Patient- and clinician-reported outcome measures (PROMs, CROMs) are used in rehabilitation to evaluate and track the patient's health status and recovery. However, controversy still exists regarding their relevance and validity when assessing a change in health status.
We retrospectively analyzed the changes in a CROM (Fingertip-To-Floor Test - FTF) and PROMs (ODI, HAQ-DI, NPRS, EQ5D) and the associations between these outcomes in 395 patients with lower back pain (57.2 ± 11.8 years, 49.1% female). We introduced a new way to measure and classify outcome performance using a distribution-based approach (t2D). Outcome measures were assessed at baseline and after 21 days of inpatient rehabilitation.
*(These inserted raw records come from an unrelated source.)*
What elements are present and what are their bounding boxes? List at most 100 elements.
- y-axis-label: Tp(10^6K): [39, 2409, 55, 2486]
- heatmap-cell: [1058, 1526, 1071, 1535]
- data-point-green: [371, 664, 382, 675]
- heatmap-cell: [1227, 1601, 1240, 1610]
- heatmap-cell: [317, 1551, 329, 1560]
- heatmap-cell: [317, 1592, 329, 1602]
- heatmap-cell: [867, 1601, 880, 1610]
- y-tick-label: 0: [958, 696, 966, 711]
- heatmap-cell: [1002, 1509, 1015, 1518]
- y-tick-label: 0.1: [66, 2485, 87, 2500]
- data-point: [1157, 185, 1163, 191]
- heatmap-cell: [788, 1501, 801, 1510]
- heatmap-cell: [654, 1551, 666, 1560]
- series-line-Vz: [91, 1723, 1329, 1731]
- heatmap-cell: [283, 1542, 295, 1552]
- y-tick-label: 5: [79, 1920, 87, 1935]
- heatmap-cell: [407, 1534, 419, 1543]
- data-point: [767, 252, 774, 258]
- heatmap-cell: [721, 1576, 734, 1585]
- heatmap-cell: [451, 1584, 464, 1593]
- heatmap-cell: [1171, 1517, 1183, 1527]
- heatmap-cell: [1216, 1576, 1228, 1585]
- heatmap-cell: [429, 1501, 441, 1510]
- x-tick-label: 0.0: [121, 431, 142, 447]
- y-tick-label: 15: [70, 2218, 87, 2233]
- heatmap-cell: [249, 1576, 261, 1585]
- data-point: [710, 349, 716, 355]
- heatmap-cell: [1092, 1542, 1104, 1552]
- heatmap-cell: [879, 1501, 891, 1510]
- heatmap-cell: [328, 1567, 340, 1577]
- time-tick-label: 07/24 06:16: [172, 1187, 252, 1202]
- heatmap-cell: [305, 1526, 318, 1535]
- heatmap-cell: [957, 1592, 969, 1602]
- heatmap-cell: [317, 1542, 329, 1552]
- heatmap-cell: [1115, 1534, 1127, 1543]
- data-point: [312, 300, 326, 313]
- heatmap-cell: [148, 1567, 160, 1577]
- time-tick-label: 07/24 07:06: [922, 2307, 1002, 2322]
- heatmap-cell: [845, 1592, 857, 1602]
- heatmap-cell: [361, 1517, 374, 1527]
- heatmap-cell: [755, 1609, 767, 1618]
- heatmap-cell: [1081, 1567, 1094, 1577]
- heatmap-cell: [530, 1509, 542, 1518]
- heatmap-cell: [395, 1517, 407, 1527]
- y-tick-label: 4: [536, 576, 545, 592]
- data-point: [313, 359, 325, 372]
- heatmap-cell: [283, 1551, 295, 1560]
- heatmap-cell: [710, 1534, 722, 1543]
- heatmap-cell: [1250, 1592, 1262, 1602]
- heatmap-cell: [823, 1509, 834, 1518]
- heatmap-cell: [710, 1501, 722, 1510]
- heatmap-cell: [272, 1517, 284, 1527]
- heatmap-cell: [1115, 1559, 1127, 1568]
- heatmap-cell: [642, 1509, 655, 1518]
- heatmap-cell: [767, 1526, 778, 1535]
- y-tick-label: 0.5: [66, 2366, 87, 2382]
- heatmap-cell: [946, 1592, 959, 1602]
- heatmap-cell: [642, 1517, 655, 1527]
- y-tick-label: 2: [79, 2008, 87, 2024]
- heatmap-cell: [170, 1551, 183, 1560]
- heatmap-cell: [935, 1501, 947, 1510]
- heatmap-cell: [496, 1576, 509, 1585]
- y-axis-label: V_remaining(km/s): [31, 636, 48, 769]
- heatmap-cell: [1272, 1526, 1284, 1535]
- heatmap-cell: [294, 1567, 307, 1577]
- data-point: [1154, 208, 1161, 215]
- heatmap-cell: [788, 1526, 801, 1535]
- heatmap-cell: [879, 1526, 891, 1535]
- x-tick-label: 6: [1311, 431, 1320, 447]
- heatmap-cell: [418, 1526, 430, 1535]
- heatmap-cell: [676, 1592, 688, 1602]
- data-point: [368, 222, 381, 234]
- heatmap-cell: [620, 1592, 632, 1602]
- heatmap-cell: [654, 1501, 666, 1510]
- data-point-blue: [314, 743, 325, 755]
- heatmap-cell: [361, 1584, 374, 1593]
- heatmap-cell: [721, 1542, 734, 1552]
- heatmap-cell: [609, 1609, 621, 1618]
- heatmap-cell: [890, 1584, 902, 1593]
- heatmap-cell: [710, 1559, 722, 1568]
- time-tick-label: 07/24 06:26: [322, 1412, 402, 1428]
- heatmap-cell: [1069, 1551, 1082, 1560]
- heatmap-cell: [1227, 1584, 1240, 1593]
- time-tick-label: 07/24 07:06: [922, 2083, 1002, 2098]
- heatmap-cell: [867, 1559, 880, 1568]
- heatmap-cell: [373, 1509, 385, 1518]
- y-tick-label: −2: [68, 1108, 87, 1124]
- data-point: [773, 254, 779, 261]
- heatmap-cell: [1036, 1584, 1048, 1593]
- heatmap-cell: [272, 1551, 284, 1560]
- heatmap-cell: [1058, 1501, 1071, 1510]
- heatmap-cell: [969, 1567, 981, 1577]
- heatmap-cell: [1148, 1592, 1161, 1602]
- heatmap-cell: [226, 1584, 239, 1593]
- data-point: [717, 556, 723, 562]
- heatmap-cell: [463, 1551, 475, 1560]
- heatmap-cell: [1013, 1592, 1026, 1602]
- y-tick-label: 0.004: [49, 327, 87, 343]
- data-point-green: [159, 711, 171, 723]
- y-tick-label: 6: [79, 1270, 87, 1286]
Overall, the rehabilitation (Cohens d = 0.94) resulted in a large effect size outcome. Medium effect sizes were observed for FTF (d = 0.70) and PROMs (d > 0.50). Best performance rating was observed for pain (NPRS). We found that 13.9% of patients exhibited a deterioration in the PROMs, but only 2.3%, in the FTF. The correlation between the PROMs and FTF were low to moderate, with the highest identified for HAQ-DI (rho = 0.30-0.36); no significant correlations could be shown for changes. High consistency levels were observed among the performance scores (t2D) in 68.9% of the patients.
Different and complementary assessment modalities of PROMs and CROMs can be used as valuable tools in the clinical setting. Results from both types of measurements and individual performance assessments in patients provide a valid basis for the meaningful interpretation of the patients' health outcomes.
This clinical study was entered retrospectively on August 14, 2020 into the German Clinical Trials Register (DRKS, registration number: DRKS00022854).
患者报告的结局测量(PROMs)和临床医生报告的结局测量(CROMs)在康复中用于评估和跟踪患者的健康状况和康复情况。然而,在评估健康状况的变化时,它们的相关性和有效性仍存在争议。
我们回顾性分析了 395 例腰痛患者(57.2±11.8 岁,49.1%为女性)的 CROM(指尖到地板测试-FTF)和 PROMs(ODI、HAQ-DI、NPRS、EQ5D)的变化,并分析了这些结果之间的相关性。我们引入了一种基于分布的方法(t2D)来测量和分类结果表现。在住院康复 21 天后,评估了结局测量。
总的来说,康复(Cohens d=0.94)产生了较大的效果量。FTF(d=0.70)和 PROMs(d>0.50)的效果量为中等。疼痛(NPRS)的最佳表现评分最高。我们发现,13.9%的患者 PROMs 恶化,但只有 2.3%的患者 FTF 恶化。PROMs 和 FTF 之间的相关性为低到中度,其中 HAQ-DI 最高(rho=0.30-0.36);变化之间没有显著的相关性。在 68.9%的患者中,表现评分(t2D)的一致性水平较高。
PROMs 和 CROMs 的不同且互补的评估方式可作为临床中的有价值工具。两种类型的测量结果和患者的个体表现评估为有意义地解释患者的健康结局提供了有效的依据。
本临床研究于 2020 年 8 月 14 日在德国临床试验注册处(DRKS)进行了回顾性登记(DRKS 编号:DRKS00022854)。